Data Sharing Act Implementation in the APS: The Quiet Progress
The Data Availability and Transparency Act has been in force long enough that the implementation patterns are becoming visible. The progress is uneven across agencies, the rhetoric does not always match the reality, and the agencies that are getting it right are quieter than the agencies that are not.
What the Act actually requires
The DATA scheme creates a framework for sharing data between Commonwealth agencies for specified purposes, with safeguards around purpose, data minimisation, and accountability. The framework is opt-in for the data custodian agency, which means the dynamic is one of negotiation rather than mandate.
The compliance overhead for entering into a data sharing arrangement under the scheme is non-trivial. Data sharing agreements, accreditation of accredited users, technical and operational controls, transparency reporting. The agencies that have entered into arrangements have invested substantial time in the setup.
Where the use is concentrated
Most of the data sharing arrangements active in 2026 cluster around a small number of use cases. Population health research with the major university research institutes. Programme evaluation work with academic and accredited research entities. Some cross-agency administrative data integration for service delivery optimisation.
The volume of sharing is modest relative to the data assets the APS holds. The framework is being used cautiously, which is consistent with the design intent.
What is not happening
The expansive vision of cross-agency data integration that some advocates hoped the Act would enable is not materialising. The opt-in nature of the framework, combined with the genuine accountability burden on data custodians, has produced a pattern of careful, limited sharing rather than wholesale integration.
Most agencies are sharing for specific projects rather than building generalised data sharing infrastructure.
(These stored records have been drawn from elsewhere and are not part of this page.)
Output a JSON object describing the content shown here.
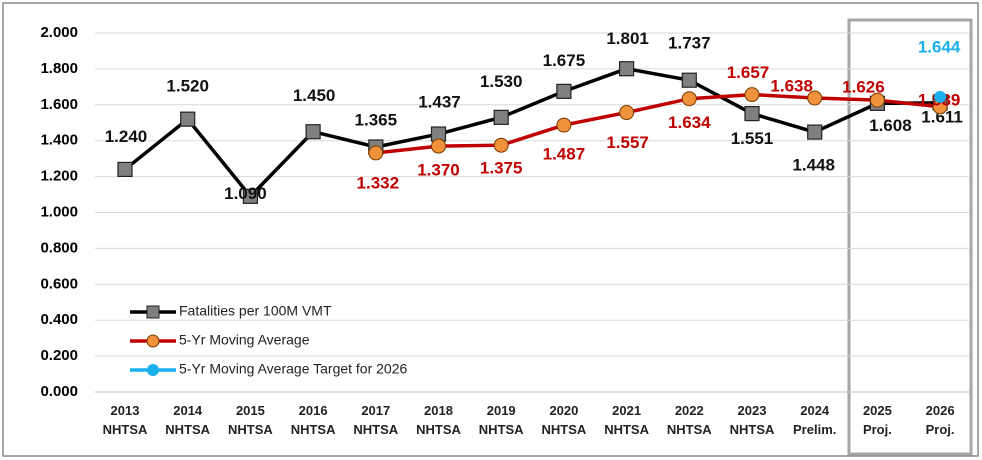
{
  "chart_data": {
    "type": "line",
    "categories": [
      [
        "2013",
        "NHTSA"
      ],
      [
        "2014",
        "NHTSA"
      ],
      [
        "2015",
        "NHTSA"
      ],
      [
        "2016",
        "NHTSA"
      ],
      [
        "2017",
        "NHTSA"
      ],
      [
        "2018",
        "NHTSA"
      ],
      [
        "2019",
        "NHTSA"
      ],
      [
        "2020",
        "NHTSA"
      ],
      [
        "2021",
        "NHTSA"
      ],
      [
        "2022",
        "NHTSA"
      ],
      [
        "2023",
        "NHTSA"
      ],
      [
        "2024",
        "Prelim."
      ],
      [
        "2025",
        "Proj."
      ],
      [
        "2026",
        "Proj."
      ]
    ],
    "series": [
      {
        "name": "Fatalities per 100M VMT",
        "color": "#000000",
        "marker": "square",
        "marker_color": "#808080",
        "values": [
          1.24,
          1.52,
          1.09,
          1.45,
          1.365,
          1.437,
          1.53,
          1.675,
          1.801,
          1.737,
          1.551,
          1.448,
          1.608,
          1.611
        ],
        "value_labels": [
          "1.240",
          "1.520",
          "1.090",
          "1.450",
          "1.365",
          "1.437",
          "1.530",
          "1.675",
          "1.801",
          "1.737",
          "1.551",
          "1.448",
          "1.608",
          "1.611"
        ]
      },
      {
        "name": "5-Yr Moving Average",
        "color": "#c00000",
        "marker": "circle",
        "marker_color": "#f0913c",
        "values": [
          null,
          null,
          null,
          null,
          1.332,
          1.37,
          1.375,
          1.487,
          1.557,
          1.634,
          1.657,
          1.638,
          1.626,
          1.589
        ],
        "value_labels": [
          null,
          null,
          null,
          null,
          "1.332",
          "1.370",
          "1.375",
          "1.487",
          "1.557",
          "1.634",
          "1.657",
          "1.638",
          "1.626",
          "1.589"
        ]
      },
      {
        "name": "5-Yr Moving Average Target for 2026",
        "color": "#1ab0f0",
        "marker": "circle",
        "marker_color": "#1ab0f0",
        "values": [
          null,
          null,
          null,
          null,
          null,
          null,
          null,
          null,
          null,
          null,
          null,
          null,
          null,
          1.644
        ],
        "value_labels": [
          null,
          null,
          null,
          null,
          null,
          null,
          null,
          null,
          null,
          null,
          null,
          null,
          null,
          "1.644"
        ]
      }
    ],
    "ylim": [
      0,
      2
    ],
    "yticks": [
      {
        "value": 0,
        "label": "0.000"
      },
      {
        "value": 0.2,
        "label": "0.200"
      },
      {
        "value": 0.4,
        "label": "0.400"
      },
      {
        "value": 0.6,
        "label": "0.600"
      },
      {
        "value": 0.8,
        "label": "0.800"
      },
      {
        "value": 1,
        "label": "1.000"
      },
      {
        "value": 1.2,
        "label": "1.200"
      },
      {
        "value": 1.4,
        "label": "1.400"
      },
      {
        "value": 1.6,
        "label": "1.600"
      },
      {
        "value": 1.8,
        "label": "1.800"
      },
      {
        "value": 2,
        "label": "2.000"
      }
    ],
    "grid": true,
    "legend": "lower left"
  }
}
The technical foundations for broader sharing exist in some agencies but the policy posture is cautious.
What the implementation gap looks like
The agencies with mature data governance, well-documented data assets, and experienced privacy and data ethics teams have been able to participate in the scheme without overwhelming overhead. The agencies without these foundations have either not participated or have done so with disproportionate effort.
The investment in foundational data governance capability has paid off for the agencies that made it. The agencies that have not made the investment are paying for it now in slower implementation.
What is next
The next phase is the integration of the DATA scheme with the broader Commonwealth AI deployment agenda. AI systems that rely on cross-agency data are increasingly part of the policy conversation. The DATA scheme provides one of the legal mechanisms for the data flows these systems need. The interaction between the scheme and the AI policy framework is being worked through.
For agencies thinking about AI deployment that touches multiple data sources, AI governance consultants familiar with both the DATA scheme and the AI policy framework are useful for the architecture conversation. The two frameworks need to be considered together at the design stage, not retrofitted to each other.
A note for academic and research partners
The accredited user framework is genuinely open to research entities that have the data handling capability to meet the accreditation requirements. The process is bureaucratic but workable. Research entities that anticipate needing access to Commonwealth data over the next several years should consider engaging with the accreditation process now rather than waiting for the first project that needs it.